4 Ways to overcome stress and uncertainty

“The only certain thing about the future is uncertainty”

Ever since I lost my parents, I’ve embraced my lack of control over much of the world. When we’re young, we feel an almost limitless sense of certainty, but the truth is the world is random and uncertain. Because of this, I put a great deal of stock in the ability to keep my cool (when all around me are losing theirs). It might sound trite, but that line from ‘If’ by Rudyard Kipling has always resonated with me. For those of you that haven’t read the poem, I’d recommend doing so. It’ll only take a few minutes, but if you can absorb and apply its wisdom, you’ll be well on your way to embodying a fair portion of the stoic virtues.

Like much else in life, business, politics and uncertainty go hand-in-hand. Whether you’re struggling to make payroll, paying the latest set of bills, trying to overcome idiot colleagues (or idiot leaders), there are a thousand things that can keep us awake at night if we’re uncomfortable with uncertainty.

Just this weekend, I was sat on my balcony, overlooking Canary Wharf, and was thinking back to this time last year, when I was facing considerable professional stress that had been affecting my sleep and mood for several weeks. With the help of a few good friends and family, and my partner, I got out of the funk, but I wouldn’t have been in any position to accept their help unless I’d had a common-sense approach to addressing the stress and uncertainty I was facing. Below are a few of the things I learned;

  1. It’s important to get enough sleep.

Everyone knows that sleep is essential, but do we really pay attention to the effects of having too little? I never make an important decision without getting a good night’s sleep, and always find that it does wonders for clearing my head of inconsequential noise, emotion and impulse. Despite this, many people I know suffer from sleep deprivation, running around exhausted and trying to convince themselves that their ability to think logically and keep impulse and emotion under control is unaffected. When facing stress and uncertainty, make sure you get enough rest!

2. You need to eat healthily

Just like sleep, the body needs the right nutrients and vitamins to function correctly. Unfortunately, when we’re stressed, we usually ignore that obvious fact and dive for burgers and chocolate to try and sate our anxiety. This actually makes the situation far worse, as the body becomes malnourished and unhealthy, with sugar spikes affecting mood, and a lack of nutrients changing the way our brain functions. It’s essential to eat healthily – lots of fresh fruit and vegetables. It might seem like a small thing, but it’ll make all the difference to your ability to handle stress.
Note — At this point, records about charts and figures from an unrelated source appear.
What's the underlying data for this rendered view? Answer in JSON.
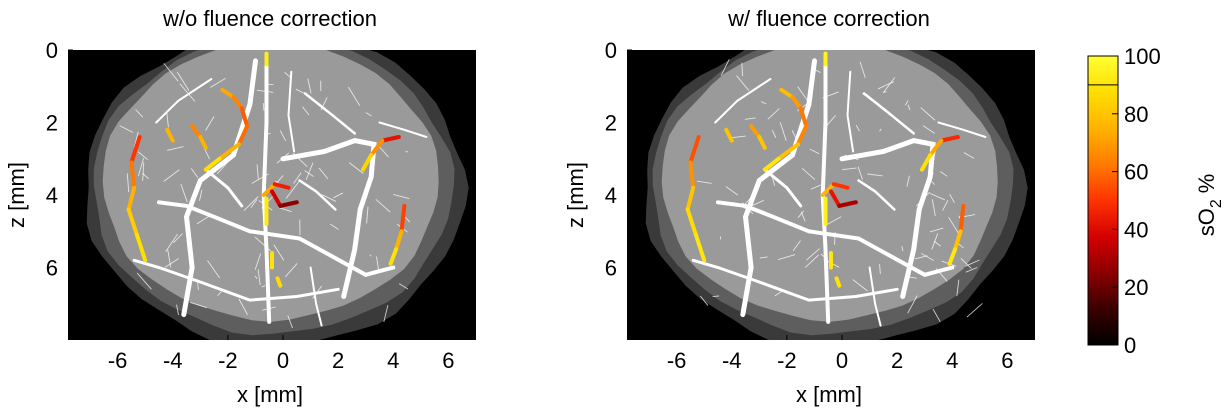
{
  "colors": {
    "background": "#000000",
    "outer_band": "#3a3a3a",
    "mid_band": "#5e5e5e",
    "brain": "#9a9a9a",
    "vessels": "#ffffff",
    "colormap": [
      "#000000",
      "#3a0000",
      "#8b0000",
      "#d40000",
      "#ff3300",
      "#ff7a00",
      "#ffb300",
      "#ffde00",
      "#ffff33"
    ]
  },
  "chart_data": [
    {
      "type": "heatmap",
      "title": "w/o fluence correction",
      "xlabel": "x [mm]",
      "ylabel": "z [mm]",
      "xlim": [
        -7.8,
        7.0
      ],
      "ylim": [
        0,
        8.0
      ],
      "y_reversed": true,
      "xticks": [
        "-6",
        "-4",
        "-2",
        "0",
        "2",
        "4",
        "6"
      ],
      "xtick_values": [
        -6,
        -4,
        -2,
        0,
        2,
        4,
        6
      ],
      "yticks": [
        "0",
        "2",
        "4",
        "6"
      ],
      "ytick_values": [
        0,
        2,
        4,
        6
      ],
      "highlighted_vessels": [
        {
          "points": [
            [
              -2.2,
              1.1
            ],
            [
              -1.8,
              1.3
            ],
            [
              -1.5,
              1.6
            ],
            [
              -1.3,
              2.1
            ],
            [
              -1.6,
              2.6
            ],
            [
              -2.3,
              3.0
            ],
            [
              -2.8,
              3.3
            ]
          ],
          "sO2": [
            75,
            70,
            60,
            55,
            65,
            85,
            90
          ]
        },
        {
          "points": [
            [
              -0.6,
              0.1
            ],
            [
              -0.6,
              0.4
            ]
          ],
          "sO2": [
            95,
            92
          ]
        },
        {
          "points": [
            [
              -3.3,
              2.1
            ],
            [
              -3.0,
              2.4
            ],
            [
              -2.8,
              2.7
            ]
          ],
          "sO2": [
            60,
            70,
            80
          ]
        },
        {
          "points": [
            [
              -4.2,
              2.2
            ],
            [
              -4.0,
              2.5
            ]
          ],
          "sO2": [
            70,
            80
          ]
        },
        {
          "points": [
            [
              -5.2,
              2.4
            ],
            [
              -5.5,
              3.1
            ],
            [
              -5.4,
              3.8
            ],
            [
              -5.6,
              4.4
            ],
            [
              -5.3,
              5.1
            ],
            [
              -5.0,
              5.8
            ]
          ],
          "sO2": [
            45,
            55,
            70,
            80,
            85,
            90
          ]
        },
        {
          "points": [
            [
              4.2,
              2.4
            ],
            [
              3.6,
              2.5
            ],
            [
              3.2,
              2.9
            ],
            [
              2.9,
              3.3
            ]
          ],
          "sO2": [
            30,
            55,
            80,
            90
          ]
        },
        {
          "points": [
            [
              -0.7,
              4.0
            ],
            [
              -0.3,
              3.7
            ],
            [
              0.2,
              3.8
            ]
          ],
          "sO2": [
            90,
            55,
            35
          ]
        },
        {
          "points": [
            [
              -0.4,
              3.9
            ],
            [
              -0.1,
              4.3
            ],
            [
              0.5,
              4.2
            ]
          ],
          "sO2": [
            45,
            30,
            20
          ]
        },
        {
          "points": [
            [
              -0.6,
              4.1
            ],
            [
              -0.6,
              4.8
            ]
          ],
          "sO2": [
            90,
            95
          ]
        },
        {
          "points": [
            [
              4.4,
              4.3
            ],
            [
              4.3,
              5.0
            ],
            [
              4.1,
              5.5
            ],
            [
              3.9,
              5.9
            ]
          ],
          "sO2": [
            40,
            65,
            85,
            92
          ]
        },
        {
          "points": [
            [
              -0.4,
              5.6
            ],
            [
              -0.4,
              6.0
            ]
          ],
          "sO2": [
            90,
            88
          ]
        },
        {
          "points": [
            [
              -0.2,
              6.3
            ],
            [
              -0.1,
              6.5
            ]
          ],
          "sO2": [
            85,
            88
          ]
        }
      ]
    },
    {
      "type": "heatmap",
      "title": "w/ fluence correction",
      "xlabel": "x [mm]",
      "ylabel": "z [mm]",
      "xlim": [
        -7.8,
        7.0
      ],
      "ylim": [
        0,
        8.0
      ],
      "y_reversed": true,
      "xticks": [
        "-6",
        "-4",
        "-2",
        "0",
        "2",
        "4",
        "6"
      ],
      "xtick_values": [
        -6,
        -4,
        -2,
        0,
        2,
        4,
        6
      ],
      "yticks": [
        "0",
        "2",
        "4",
        "6"
      ],
      "ytick_values": [
        0,
        2,
        4,
        6
      ],
      "highlighted_vessels": [
        {
          "points": [
            [
              -2.2,
              1.1
            ],
            [
              -1.8,
              1.3
            ],
            [
              -1.5,
              1.6
            ],
            [
              -1.3,
              2.1
            ],
            [
              -1.6,
              2.6
            ],
            [
              -2.3,
              3.0
            ],
            [
              -2.8,
              3.3
            ]
          ],
          "sO2": [
            80,
            75,
            65,
            60,
            70,
            88,
            92
          ]
        },
        {
          "points": [
            [
              -0.6,
              0.1
            ],
            [
              -0.6,
              0.4
            ]
          ],
          "sO2": [
            96,
            94
          ]
        },
        {
          "points": [
            [
              -3.3,
              2.1
            ],
            [
              -3.0,
              2.4
            ],
            [
              -2.8,
              2.7
            ]
          ],
          "sO2": [
            65,
            75,
            85
          ]
        },
        {
          "points": [
            [
              -4.2,
              2.2
            ],
            [
              -4.0,
              2.5
            ]
          ],
          "sO2": [
            75,
            85
          ]
        },
        {
          "points": [
            [
              -5.2,
              2.4
            ],
            [
              -5.5,
              3.1
            ],
            [
              -5.4,
              3.8
            ],
            [
              -5.6,
              4.4
            ],
            [
              -5.3,
              5.1
            ],
            [
              -5.0,
              5.8
            ]
          ],
          "sO2": [
            50,
            60,
            75,
            85,
            88,
            92
          ]
        },
        {
          "points": [
            [
              4.2,
              2.4
            ],
            [
              3.6,
              2.5
            ],
            [
              3.2,
              2.9
            ],
            [
              2.9,
              3.3
            ]
          ],
          "sO2": [
            35,
            60,
            85,
            92
          ]
        },
        {
          "points": [
            [
              -0.7,
              4.0
            ],
            [
              -0.3,
              3.7
            ],
            [
              0.2,
              3.8
            ]
          ],
          "sO2": [
            92,
            60,
            40
          ]
        },
        {
          "points": [
            [
              -0.4,
              3.9
            ],
            [
              -0.1,
              4.3
            ],
            [
              0.5,
              4.2
            ]
          ],
          "sO2": [
            50,
            35,
            25
          ]
        },
        {
          "points": [
            [
              -0.6,
              4.1
            ],
            [
              -0.6,
              4.8
            ]
          ],
          "sO2": [
            92,
            96
          ]
        },
        {
          "points": [
            [
              4.4,
              4.3
            ],
            [
              4.3,
              5.0
            ],
            [
              4.1,
              5.5
            ],
            [
              3.9,
              5.9
            ]
          ],
          "sO2": [
            45,
            70,
            88,
            94
          ]
        },
        {
          "points": [
            [
              -0.4,
              5.6
            ],
            [
              -0.4,
              6.0
            ]
          ],
          "sO2": [
            92,
            90
          ]
        },
        {
          "points": [
            [
              -0.2,
              6.3
            ],
            [
              -0.1,
              6.5
            ]
          ],
          "sO2": [
            88,
            90
          ]
        }
      ]
    }
  ],
  "colorbar": {
    "label_main": "sO",
    "label_sub": "2",
    "label_unit": "%",
    "range": [
      0,
      100
    ],
    "ticks": [
      "0",
      "20",
      "40",
      "60",
      "80",
      "100"
    ],
    "tick_values": [
      0,
      20,
      40,
      60,
      80,
      100
    ],
    "marker_value": 90
  }
}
3. It’s OK to get some advice

It’s important to have a friend, partner or colleague that you can trust and rely on. When I face stress or uncertainty, my natural reaction is to go into lockdown, firing out decisions quickly to overcome the challenge and move on. They’re not always the worst decisions, but getting some advice usually helps me to frame my thinking and get an opinion not affected by my own emotional state.

For many men, this seems like an act of weakness. Many of us are taught that we have to be the strong one, the one that leads and can ‘cope’, but no man is an island. Admitting that we’re unsure might be perceived by some as a sign of weakness, but I take it as a sign of self-awareness and strength.

4. Accept that ‘the only certain thing about the future is uncertainty’.

Feeling stressed and uncertain about the right decision is a perfectly normal part of life. There’s absolutely nothing unique about it. I often remind myself that if what I was trying to achieve was easy, then everyone else would be doing it. Accepting that you’re not always going to know the right thing to do is part of growing up, just like accepting that sometimes you just have to make the best decision you can with the facts you have.


We’re all going to face stress and uncertainty at points in our lives. I worry about making mistakes as much as the next person, and I feel like my insides are eating themselves when I make them. I worry about making the wrong decision when I don’t know all the facts and can agonise over the consequences of my actions for hours if I let myself. But despite this, I refuse to let it impact my performance. No matter how uncertain the future, I always force myself to calm down, rest up, get advice and then make a decision. If there was one skill I wish I had innately, it would be the ability to face stress and uncertainty with staunch determination and a clear head. I’ve had to work hard to tackle the overwhelming urge to panic or curl up and avoid the situation, but now I have it, I consider it one of my greatest assets.